The Newbies Guide to Scrum

The Newbies Guide to Scrum

Photo by Olga Guryanova on Unsplash

Coming from a self-taught background, I had no idea what scrum was when I got my first developer job. All of a sudden, I was going to meetings called daily standups, which no one stood up in, and sprint retros. Of course, being the new guy on the team, full of imposter syndrome, and not wanting to look stupid, I just went along for the ride. It probably took a month before I figured out what each meeting was for and even longer to find good resources on why we have the meetings we do.

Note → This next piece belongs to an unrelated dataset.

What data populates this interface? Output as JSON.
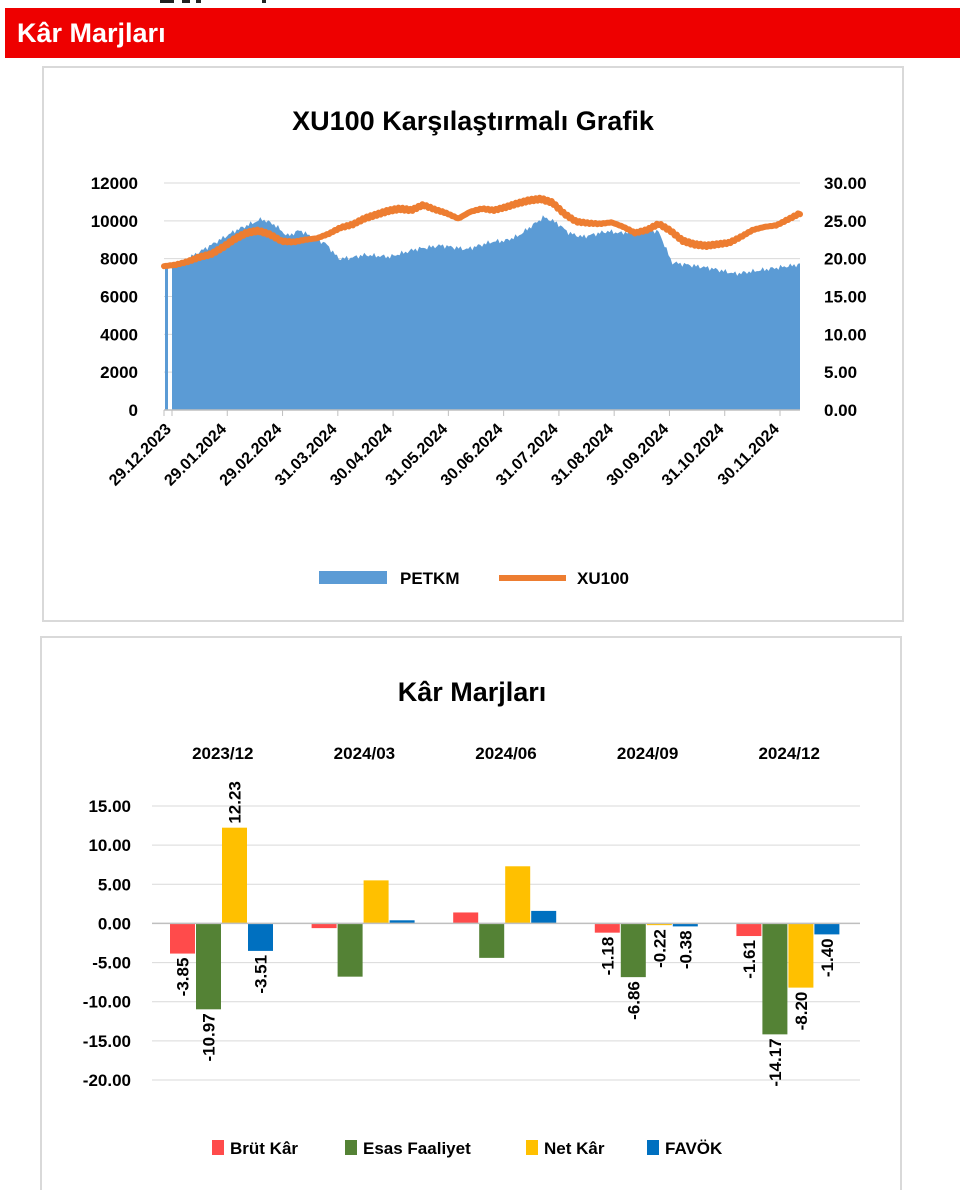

Luckily for you, I thought I would give a simple summary of what the meetings are for and why. For a deeper dive, I would recommend the Scrum book over at the Pragmatic Programmers. This is not an all-encompassing list of all the potential meetings, but it hits the major ones you will likely see as a developer.

Daily Standup

Sometimes called daily scrum, it is supposed to be a quick meeting where team members give a status report and plan. This meeting should be fast enough that no one should need to sit down. Some good advice I got from someone once was that a good stand-up should have 3 sentences: What you did, what you are doing, and any future issues or blockers.

Backlog Refinement

Sometimes called Backlog Grooming (though the term is losing favor due to negative connotations the term grooming has come to represent) is where you go over the work that needs to be done. This is the time to verify what is required in a story. What are the requirements that satisfy this work, and how you know you are done?

This is also typically when you put story points to the work. Story points are used to give your best judgment of how big of work each story takes. There are different tools to help, like poker planning and Fibonacci numbers. Other teams try to use T-shirt sizing, small or medium or extra-large. Whatever method is used, it is used to benefit the next meeting we will talk about.

Sprint Planning

Sprint planning is the process of deciding which items in the backlog your team is committing to completing this sprint. A sprint can be any arbitrary time frame, but two weeks seems to be the most typical length. This is where the story points from the Backlog refinement come in. By pre estimating your work, you can make reasonable judgments on what amount of work you can get done in a typical sprint, based on history.

It’s also an opportunity to have a conversation. If too many things are expected, that can reasonably be finished. This is the time to prioritize and set expectations of how long something will take.

Sprint Retro

Sprint Retro is a great time to take a step back. And review how the previous sprint went. This is a good time to pause and reflect. What went well and what didn’t and how do we do more went well in the future and less of what didn’t. This is not a time to point fingers or blame (in fact, there never is a good time for that). Retros are for objectively looking back and making course corrections so that the team can keep moving in the right direction.

These are the most important meetings you should know about as someone starting fresh in this industry. There are ceremonies and patterns that I would highly recommend you check out in the Pragmatic Programer’s link above.